Change is inevitable and nowhere is it most apparent then in the software technology space. Surely we all adapt to these changes that are quite the norm in software development.  Here is a little retrospective view at ways in which software development, as we know it, is changing.

Developers are writing less code
Increasingly, developers are getting persuaded to write less code and instead use relevant, good quality, well tested frameworks and tools. The availability of several good quality open source and commercial frameworks have contributed to this trend.

Frameworks like Spring, Apache Commons, are not only time tested, but also quality metrics about these frameworks are readily available in the public domain.

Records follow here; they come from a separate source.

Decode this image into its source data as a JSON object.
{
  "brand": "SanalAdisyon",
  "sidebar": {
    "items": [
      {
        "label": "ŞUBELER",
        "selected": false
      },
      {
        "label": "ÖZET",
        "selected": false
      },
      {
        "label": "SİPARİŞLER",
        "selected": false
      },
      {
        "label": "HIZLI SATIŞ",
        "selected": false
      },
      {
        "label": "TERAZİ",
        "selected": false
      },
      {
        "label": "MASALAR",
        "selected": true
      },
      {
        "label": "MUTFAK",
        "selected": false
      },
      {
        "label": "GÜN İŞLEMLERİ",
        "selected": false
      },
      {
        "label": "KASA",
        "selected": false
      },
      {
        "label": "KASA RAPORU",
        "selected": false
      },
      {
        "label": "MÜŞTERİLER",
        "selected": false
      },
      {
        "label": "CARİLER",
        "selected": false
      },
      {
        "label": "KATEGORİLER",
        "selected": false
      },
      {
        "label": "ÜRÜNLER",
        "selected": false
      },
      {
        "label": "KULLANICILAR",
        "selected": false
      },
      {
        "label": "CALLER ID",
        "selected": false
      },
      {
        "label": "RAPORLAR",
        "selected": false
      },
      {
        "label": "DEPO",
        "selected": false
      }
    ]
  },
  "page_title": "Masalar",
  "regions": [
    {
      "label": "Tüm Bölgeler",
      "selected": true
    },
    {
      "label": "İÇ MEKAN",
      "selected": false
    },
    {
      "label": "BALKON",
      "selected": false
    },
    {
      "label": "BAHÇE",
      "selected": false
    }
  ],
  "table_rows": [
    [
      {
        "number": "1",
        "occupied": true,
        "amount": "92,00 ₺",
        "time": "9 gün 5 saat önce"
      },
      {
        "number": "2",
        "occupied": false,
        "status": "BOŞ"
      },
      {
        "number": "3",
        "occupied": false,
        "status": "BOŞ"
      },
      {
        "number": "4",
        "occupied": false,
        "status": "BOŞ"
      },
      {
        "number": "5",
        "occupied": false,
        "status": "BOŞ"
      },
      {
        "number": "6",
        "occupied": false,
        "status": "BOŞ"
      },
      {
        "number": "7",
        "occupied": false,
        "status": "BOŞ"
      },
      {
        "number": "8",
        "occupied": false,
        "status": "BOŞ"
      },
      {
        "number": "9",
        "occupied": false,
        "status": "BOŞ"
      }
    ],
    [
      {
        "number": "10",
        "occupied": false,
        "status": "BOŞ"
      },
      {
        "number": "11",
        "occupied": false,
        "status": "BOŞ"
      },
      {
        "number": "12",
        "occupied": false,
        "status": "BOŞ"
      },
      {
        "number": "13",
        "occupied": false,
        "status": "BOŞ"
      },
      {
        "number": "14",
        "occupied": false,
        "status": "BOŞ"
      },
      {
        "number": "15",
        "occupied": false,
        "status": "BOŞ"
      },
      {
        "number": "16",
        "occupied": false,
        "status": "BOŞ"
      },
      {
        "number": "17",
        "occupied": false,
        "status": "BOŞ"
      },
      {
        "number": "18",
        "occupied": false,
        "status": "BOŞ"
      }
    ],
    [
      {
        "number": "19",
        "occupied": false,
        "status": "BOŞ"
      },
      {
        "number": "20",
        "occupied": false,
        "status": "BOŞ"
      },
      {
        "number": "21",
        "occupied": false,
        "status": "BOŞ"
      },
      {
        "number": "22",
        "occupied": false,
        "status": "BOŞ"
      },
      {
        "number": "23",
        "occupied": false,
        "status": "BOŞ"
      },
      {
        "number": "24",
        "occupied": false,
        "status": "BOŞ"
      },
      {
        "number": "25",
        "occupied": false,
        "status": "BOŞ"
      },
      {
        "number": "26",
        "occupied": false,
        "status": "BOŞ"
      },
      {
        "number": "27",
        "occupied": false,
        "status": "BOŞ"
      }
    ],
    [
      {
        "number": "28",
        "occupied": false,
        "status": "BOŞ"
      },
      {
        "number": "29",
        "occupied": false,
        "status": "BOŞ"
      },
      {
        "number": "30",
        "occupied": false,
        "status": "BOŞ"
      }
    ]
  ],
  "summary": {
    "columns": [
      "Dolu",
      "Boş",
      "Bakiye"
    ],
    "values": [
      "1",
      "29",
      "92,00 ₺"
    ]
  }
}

Gone are the days, when developers had to contend with heavy weight black box frameworks, with suspect and opaque quality, where developers were at the mercy of the vendors technical support.

Also modern popular frameworks are also remarkably non-intrusive in terms of their usage with applications that we are developing. No longer are we stuck coupling our applications to frameworks, especially when we don't want to.This means that alternative frameworks can be used, as drop in replacements. Also this makes its easier to segregate our application code / business logic and isolate it from changing technology.

Right tool for the right job
Ever tried to take out a screw with a hammer.Painful, time consuming and not pretty, about sums it up. Same is true for technology, choosing, the right technology and framework to suit your requirement was always important, but has now become a critical factor in success.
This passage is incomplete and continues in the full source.